Green’s Dictionary of Slang

sardine n.

1. (US) a general term of abuse, a fool.

[US]S.F. Call 26 Mar. n.p.: ‘Answer the question.’ ‘Answer it yourself, if you can. I’m no sardine.’.
[US]C.G. Leland ‘Breitmann in Politics’ in Hans Breitmann About Town 50: Ash dey shvored dat Copitan Breitmann / Vas a brick-pat, and no sardine.
[US]Petroleum Centre Dly Record (PA) 17 Sept. 2/1: ‘What’s that, you sardine!’.
[US]J. Miller First Fam’lies in the Sierras 51: Well, Sandy is no sardine.
[US]Wichita Eagle (KS) 24 Dec. 7/1: What excuse can possibly be offered for such words as [...] ‘sardine,’ ‘chump’ [etc.].
[US]W.C. Gore Student Sl. in Cohen (1997) 14: sardine n. Fellow, ‘duffer’.
[US]M.G. Hayden ‘Terms Of Disparagement’ in DN IV:iii 198: sardine, a simpleton.

2. (US) a person.

[US]Night Side of N.Y. 118: It was not long before they were recruited by a fresh lot of young ‘sardines’ from some where else.
[US]Ft Worth Dly Gaz. (TX) 29 Aug. 6/3: When we met a good old friend [...] / We greeted him but didn’t say / ‘Hello, you old sardine’.
[US]F. Dumont Dumont’s Joke Book 42: Dudes are called ‘sardines’.
[US]H. Green Actors’ Boarding House (1906) 370: Where can the old sardine be?
[US]J.P. McEvoy Hollywood Girl 227: Give my love to all the rush hour sardines.
[US]T. Wolfe Web and the Rock 402: Every man, the blind could tell you as they struggled through the subway door while there was still room for one more visionless sardine, was ‘getting his’.
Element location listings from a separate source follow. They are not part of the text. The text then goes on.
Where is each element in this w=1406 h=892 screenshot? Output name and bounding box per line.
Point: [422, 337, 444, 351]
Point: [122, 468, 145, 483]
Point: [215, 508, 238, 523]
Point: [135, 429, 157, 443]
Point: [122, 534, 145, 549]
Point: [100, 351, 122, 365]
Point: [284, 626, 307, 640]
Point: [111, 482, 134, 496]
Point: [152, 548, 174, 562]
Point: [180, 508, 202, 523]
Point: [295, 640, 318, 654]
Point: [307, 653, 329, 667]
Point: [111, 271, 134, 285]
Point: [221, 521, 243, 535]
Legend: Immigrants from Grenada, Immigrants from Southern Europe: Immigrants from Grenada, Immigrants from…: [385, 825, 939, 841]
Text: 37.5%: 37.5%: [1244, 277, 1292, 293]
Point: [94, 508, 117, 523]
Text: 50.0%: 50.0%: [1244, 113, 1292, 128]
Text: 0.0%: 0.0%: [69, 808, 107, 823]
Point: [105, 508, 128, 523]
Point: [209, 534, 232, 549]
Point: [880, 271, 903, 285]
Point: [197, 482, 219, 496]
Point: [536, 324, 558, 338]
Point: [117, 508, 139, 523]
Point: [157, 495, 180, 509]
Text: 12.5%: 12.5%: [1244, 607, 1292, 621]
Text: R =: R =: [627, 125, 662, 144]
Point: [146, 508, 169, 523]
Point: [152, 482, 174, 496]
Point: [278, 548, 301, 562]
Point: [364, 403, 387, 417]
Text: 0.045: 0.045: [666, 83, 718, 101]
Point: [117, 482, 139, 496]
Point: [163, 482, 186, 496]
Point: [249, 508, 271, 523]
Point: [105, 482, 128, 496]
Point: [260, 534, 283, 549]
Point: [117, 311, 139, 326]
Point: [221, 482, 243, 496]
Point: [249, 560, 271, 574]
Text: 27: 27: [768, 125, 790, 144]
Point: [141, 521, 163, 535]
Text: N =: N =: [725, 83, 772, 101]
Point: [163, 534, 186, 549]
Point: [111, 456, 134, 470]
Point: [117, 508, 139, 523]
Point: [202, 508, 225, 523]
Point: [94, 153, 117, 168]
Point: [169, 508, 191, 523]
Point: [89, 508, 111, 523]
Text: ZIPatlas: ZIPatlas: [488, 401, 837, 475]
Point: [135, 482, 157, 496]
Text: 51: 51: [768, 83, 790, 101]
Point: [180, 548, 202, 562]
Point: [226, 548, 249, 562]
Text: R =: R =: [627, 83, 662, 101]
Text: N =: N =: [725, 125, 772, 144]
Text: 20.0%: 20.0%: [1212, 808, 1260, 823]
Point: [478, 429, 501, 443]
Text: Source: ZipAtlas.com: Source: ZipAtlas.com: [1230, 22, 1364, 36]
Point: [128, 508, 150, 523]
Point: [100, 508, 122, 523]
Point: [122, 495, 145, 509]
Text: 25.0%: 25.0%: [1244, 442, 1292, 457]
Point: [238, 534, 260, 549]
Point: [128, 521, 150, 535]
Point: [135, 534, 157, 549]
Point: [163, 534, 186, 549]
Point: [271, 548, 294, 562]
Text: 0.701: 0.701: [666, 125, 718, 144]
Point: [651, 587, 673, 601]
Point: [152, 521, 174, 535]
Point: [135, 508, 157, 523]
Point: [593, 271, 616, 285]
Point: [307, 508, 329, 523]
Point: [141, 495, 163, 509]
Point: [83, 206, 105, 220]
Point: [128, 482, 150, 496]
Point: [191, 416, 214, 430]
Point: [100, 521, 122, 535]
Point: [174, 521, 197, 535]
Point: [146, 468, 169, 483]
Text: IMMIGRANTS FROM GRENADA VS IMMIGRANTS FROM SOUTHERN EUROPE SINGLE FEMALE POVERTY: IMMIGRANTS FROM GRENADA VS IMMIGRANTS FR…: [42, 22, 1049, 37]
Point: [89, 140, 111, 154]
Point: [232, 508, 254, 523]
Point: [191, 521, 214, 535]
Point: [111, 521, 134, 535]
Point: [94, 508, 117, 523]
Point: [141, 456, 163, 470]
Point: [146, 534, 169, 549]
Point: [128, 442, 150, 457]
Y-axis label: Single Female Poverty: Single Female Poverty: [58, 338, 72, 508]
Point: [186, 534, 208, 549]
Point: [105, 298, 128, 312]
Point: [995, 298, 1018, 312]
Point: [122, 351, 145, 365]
3. (US campus) a young woman.

[US]F.S. Fitzgerald This Side of Paradise in Bodley Head Scott Fitzgerald III (1960) 55: I’d like to bring a sardine to the prom in June.
[NZ]Eve. Post (Wellington) 25 Jan. 8/8: Modern Americanisms [...] The names for girls are legion [...] ‘Canary,’ ‘Hairpin,’ ‘Sardine,’ ‘Hotsie-Totsie’ or plain ’darb’.

4. a run-down prostitute.

[US]Monteleone Criminal Sl. (rev. edn) 200: sardine A dirty and filthy prostitute.

SE in slang uses, implying tight packing

In compounds

sardine box (n.)

1. a small railway compartment; note Punch’s nickname (1890) for the underground City & S, London Railway: the sardine-box railway.

[Amer. Machinist 25 1168/1: During the rush hours every car of every line is packed like a sardine box].
[US]W.A. Livergood diary 15 June 🌐 We went up to the railroad station at about 8 Oclock got on the train [...] We were packed in them sardine boxes.

2. (US) a small apartment.

[US]D. Runyon ‘Far from the Big, Bright Aisle’ 9 July [synd. col.] I’d sort o’ like to [...] hang me hat up in the sardine box [...] which I called home .
sardine can (n.)

1. a prison or police van [the close-packing of the prisoners].

[UK]J. Ware Passing Eng. of the Victorian Era.
[UK]P. Baker Blood Posse 301: I [was] slung into a solid iron van known as a sardine can.

2. (US) a small car.

Eve. Capital News (Boise, ID) 4 Jan. 33/1: ‘Some sardine can you’re driving, Jeff’.
[[US]T. Pluck ‘Deadbeat’ in Life During Wartime (2018) 28: My cousin Kari’s wants a Chevy Suburban, says she feels like she’s in a tiny can of sardines driving the minivan].
sardine grip (n.)

(Aus.) a close embrace.

[Aus]Sport (Adelaide) 1 May 4/2: John W reckons the sardine grip is good, but has not caught a tart .
sardine money (n.) [the image of tinned sardines as poor people’s food]

(US black) a nugatory amount of money.

[US]‘Grandmaster Flash’ Adventures 149: ‘We’re top-billing,’ says Rahiem, ‘and you’re paying us sardine money’.
sardine tin (n.)

(Aus.) any extremely small dwelling.

[UK]Sporting Times 20 Jan. 3/4: Folks called her a floating palace— / Outboard she looked that same— / But a sardine tin she was within, / ’Twas we that gave her the name!

In phrases

do the sardine act (v.)

(US black) to stand extremely close to one’s neighbours, e.g. in an auditorium.

‘Marienne’ ‘Solid Meddlin’’ in People’s Voice (NY) 14 Mar. 33/1: The auditorium was doing the sardine act and the mitt pounding came up like thunder.